The Patrick administration, meanwhile, has long been a champion of Cape Wind, helping to promote the project and other renewable energy sources, like solar power, with legislation requiring the state’s four investor-owned utilities to enter into long-term contracts to purchase electricity from renewable energy sources.
Private talks earlier this year between the state and utility executives involved in the NStar and Northeast merger apparently focused on restrictions prohibiting the companies from seeking new rate increases for a number of years, and a commitment to buy a significant percentage of the power Cape Wind expects to generate.
“We have had discussions with officials of NStar regarding the possible purchase of Cape Wind power by the utility,’’ said Mark Sylvia, commissioner of the state Department of Energy Resources. “To the extent that purchasing power from Cape Wind would have a positive impact on the state’s clean energy development and greenhouse gas reduction goals, it would be a welcome step.’’

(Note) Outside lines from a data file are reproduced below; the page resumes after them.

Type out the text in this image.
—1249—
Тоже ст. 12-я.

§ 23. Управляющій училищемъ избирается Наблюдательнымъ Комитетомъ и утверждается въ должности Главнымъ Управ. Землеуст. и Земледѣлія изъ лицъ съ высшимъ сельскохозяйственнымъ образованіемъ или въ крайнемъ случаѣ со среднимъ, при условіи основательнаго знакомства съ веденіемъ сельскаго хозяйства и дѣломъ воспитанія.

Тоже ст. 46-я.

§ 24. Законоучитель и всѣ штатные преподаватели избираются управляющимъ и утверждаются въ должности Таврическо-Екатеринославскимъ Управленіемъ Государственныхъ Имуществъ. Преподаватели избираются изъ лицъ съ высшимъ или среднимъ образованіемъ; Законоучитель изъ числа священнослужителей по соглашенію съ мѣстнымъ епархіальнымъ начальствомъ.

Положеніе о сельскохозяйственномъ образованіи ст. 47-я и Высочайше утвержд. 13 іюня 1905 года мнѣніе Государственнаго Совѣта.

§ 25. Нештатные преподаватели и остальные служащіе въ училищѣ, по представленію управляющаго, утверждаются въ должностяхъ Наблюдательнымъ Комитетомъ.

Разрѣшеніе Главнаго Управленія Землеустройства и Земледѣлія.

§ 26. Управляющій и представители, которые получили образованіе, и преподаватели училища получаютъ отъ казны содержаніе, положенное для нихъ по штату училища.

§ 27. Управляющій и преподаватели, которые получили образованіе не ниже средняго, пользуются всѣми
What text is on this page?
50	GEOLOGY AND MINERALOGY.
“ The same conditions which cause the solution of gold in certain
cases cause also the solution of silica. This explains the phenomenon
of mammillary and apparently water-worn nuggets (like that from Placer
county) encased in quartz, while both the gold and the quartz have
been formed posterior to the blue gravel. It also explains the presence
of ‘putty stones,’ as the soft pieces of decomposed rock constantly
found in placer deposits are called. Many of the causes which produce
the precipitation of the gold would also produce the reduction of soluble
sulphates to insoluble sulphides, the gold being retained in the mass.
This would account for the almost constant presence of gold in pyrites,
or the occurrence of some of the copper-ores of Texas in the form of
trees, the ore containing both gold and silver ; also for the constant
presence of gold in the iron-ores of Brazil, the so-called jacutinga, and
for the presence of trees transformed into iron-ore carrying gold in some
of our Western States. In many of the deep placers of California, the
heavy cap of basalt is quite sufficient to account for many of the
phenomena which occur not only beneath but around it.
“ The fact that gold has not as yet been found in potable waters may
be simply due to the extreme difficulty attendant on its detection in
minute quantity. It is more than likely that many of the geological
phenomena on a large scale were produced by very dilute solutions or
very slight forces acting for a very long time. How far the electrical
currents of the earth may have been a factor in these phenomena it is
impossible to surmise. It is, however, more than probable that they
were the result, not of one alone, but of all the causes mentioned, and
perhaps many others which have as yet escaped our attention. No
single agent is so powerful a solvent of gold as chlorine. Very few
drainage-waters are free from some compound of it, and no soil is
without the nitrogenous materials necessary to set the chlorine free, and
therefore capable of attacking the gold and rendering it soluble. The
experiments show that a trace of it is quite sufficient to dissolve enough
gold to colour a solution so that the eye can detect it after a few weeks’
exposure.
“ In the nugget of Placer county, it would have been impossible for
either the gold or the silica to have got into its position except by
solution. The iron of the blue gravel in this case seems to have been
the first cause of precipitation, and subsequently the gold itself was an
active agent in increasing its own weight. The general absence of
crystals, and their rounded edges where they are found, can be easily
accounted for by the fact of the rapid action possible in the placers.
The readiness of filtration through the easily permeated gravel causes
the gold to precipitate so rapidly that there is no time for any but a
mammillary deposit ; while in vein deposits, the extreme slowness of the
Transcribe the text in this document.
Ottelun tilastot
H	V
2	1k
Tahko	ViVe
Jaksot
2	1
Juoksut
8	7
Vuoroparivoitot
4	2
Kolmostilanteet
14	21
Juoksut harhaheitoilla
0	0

Sylvia’s agency, however, has not specifically called for NStar to do business with Cape Wind as a condition of its merger with Northeast.
In a filing made last week that made no mention of Cape Wind, energy resources officials told utility regulators the proposed partnership should hinge on a combined entity signing a 15-year-contract to buy nearly 130 megawatts of wind-generated electricity. That amount equals about 2 percent of NStar’s electric load, and is also equal to almost 30 percent of Cape Wind’s total output.
In a separate filing to regulators, the Conservation Law Foundation, an environmental advocacy group participating in the merger proceedings, also called for a long-term contract by the merged utility “to meaningfully facilitate the financing of offshore wind energy.’’
Attorney General Martha Coakley, acting as the state’s ratepayer advocate, called on regulators last week to impose a five-year rate freeze, or credit customers with more than $300 million in expected savings, before approving the proposed merger.